The Space Age started in 1957 with the launch of the Soviet satellite Sputnik.S
The largest, most advanced rover NASA has sent to another world touched down on Mars Thursday, after a 203-day journey traversing 293 million miles (472 million kilometers). Confirmation of the successful touchdown was announced in mission control at NASA’s Jet Propulsion Laboratory in Southern California at 3:55 p.m. EST (12:55 p.m. PST).
Packed with groundbreaking technology, the Mars 2020 mission launched July 30, 2020, from Cape Canaveral Space Force Station in Florida. The Perseverance rover mission marks an ambitious first step in the effort to collect Mars samples and return them to Earth.
About the size of a car, the 2,263-pound (1,026-kilogram) robotic geologist and astrobiologist will undergo several weeks of testing before it begins its two-year science investigation of Mars’ Jezero Crater. While the rover will investigate the rock and sediment of Jezero’s ancient lakebed and river delta to characterize the region’s geology and past climate, a fundamental part of its mission is astrobiology, including the search for signs of ancient microbial life. To that end, the Mars Sample Return campaign, being planned by NASA and ESA (European Space Agency), will allow scientists on Earth to study samples collected by Perseverance to search for definitive signs of past life using instruments too large and complex to send to the Red Planet.
Some 28 miles (45 kilometers) wide, Jezero Crater sits on the western edge of Isidis Planitia, a giant impact basin just north of the Martian equator. Scientists have determined that 3.5 billion years ago the crater had its own river delta and was filled with water.
The power system that provides electricity and heat for Perseverance through its exploration of Jezero Crater is a Multi-Mission Radioisotope Thermoelectric Generator, or MMRTG. The U.S. Department of Energy (DOE) provided it to NASA through an ongoing partnership to develop power systems for civil space applications.
Equipped with seven primary science instruments, the most cameras ever sent to Mars, and its exquisitely complex sample caching system – the first of its kind sent into space – Perseverance will scour the Jezero region for fossilized remains of ancient microscopic Martian life, taking samples along the way.
“Perseverance is the most sophisticated robotic geologist ever made, but verifying that microscopic life once existed carries an enormous burden of proof,” said Lori Glaze, director of NASA’s Planetary Science Division. “While we’ll learn a lot with the great instruments we have aboard the rover, it may very well require the far more capable laboratories and instruments back here on Earth to tell us whether our samples carry evidence that Mars once harbored life.”

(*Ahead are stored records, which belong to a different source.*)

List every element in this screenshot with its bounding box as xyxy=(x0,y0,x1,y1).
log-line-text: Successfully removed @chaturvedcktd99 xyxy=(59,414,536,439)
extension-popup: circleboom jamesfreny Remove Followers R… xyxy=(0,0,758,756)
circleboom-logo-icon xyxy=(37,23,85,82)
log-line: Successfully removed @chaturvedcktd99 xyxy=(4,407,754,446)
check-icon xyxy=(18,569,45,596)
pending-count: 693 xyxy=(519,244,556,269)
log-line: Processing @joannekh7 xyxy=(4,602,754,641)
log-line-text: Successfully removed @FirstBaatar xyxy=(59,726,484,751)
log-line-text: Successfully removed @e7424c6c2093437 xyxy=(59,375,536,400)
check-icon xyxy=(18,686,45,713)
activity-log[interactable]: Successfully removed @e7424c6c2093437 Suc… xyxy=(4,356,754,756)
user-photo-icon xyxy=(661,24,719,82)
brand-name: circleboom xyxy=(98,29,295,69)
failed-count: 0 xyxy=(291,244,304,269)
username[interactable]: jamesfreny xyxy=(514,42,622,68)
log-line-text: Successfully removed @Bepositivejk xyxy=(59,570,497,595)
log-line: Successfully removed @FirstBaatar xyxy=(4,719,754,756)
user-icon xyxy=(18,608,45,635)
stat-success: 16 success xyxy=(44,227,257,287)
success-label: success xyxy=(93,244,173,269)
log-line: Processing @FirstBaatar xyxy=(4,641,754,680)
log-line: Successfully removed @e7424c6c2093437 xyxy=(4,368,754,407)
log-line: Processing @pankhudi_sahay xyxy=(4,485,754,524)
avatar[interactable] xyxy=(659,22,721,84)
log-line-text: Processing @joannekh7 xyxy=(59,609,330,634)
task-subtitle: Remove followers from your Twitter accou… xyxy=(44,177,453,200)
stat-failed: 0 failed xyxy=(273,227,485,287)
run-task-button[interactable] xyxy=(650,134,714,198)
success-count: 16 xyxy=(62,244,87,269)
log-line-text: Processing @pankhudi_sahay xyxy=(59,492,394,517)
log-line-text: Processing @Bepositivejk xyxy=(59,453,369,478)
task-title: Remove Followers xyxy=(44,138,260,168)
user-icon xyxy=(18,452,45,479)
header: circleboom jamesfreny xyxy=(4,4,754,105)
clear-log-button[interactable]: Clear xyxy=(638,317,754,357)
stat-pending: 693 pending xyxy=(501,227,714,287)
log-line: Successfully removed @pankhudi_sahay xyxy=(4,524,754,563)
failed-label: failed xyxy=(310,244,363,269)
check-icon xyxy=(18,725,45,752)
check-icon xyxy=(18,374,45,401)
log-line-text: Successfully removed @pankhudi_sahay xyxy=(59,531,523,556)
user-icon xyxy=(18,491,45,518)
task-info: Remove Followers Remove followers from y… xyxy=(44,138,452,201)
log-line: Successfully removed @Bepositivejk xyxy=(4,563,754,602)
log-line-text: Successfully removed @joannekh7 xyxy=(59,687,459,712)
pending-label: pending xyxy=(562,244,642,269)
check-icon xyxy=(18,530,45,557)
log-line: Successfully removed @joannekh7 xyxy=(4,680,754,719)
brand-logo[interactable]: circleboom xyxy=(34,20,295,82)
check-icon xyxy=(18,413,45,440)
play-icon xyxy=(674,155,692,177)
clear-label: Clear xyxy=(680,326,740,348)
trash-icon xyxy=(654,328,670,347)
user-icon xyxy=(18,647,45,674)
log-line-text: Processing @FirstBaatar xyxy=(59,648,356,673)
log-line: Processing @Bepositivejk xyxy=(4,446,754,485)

Subsequent NASA missions, in cooperation with ESA, will send spacecraft to Mars to collect these cached samples from the surface and return them to Earth for in-depth analysis.
The Mars 2020 Perseverance mission is part of NASA’s Moon to Mars exploration approach, which includes Artemis missions to the Moon that will help prepare for human exploration of the Red Planet.
JPL, a division of Caltech in Pasadena, California, manages the Mars 2020 Perseverance mission and the Ingenuity Mars Helicopter technology demonstration for NASA.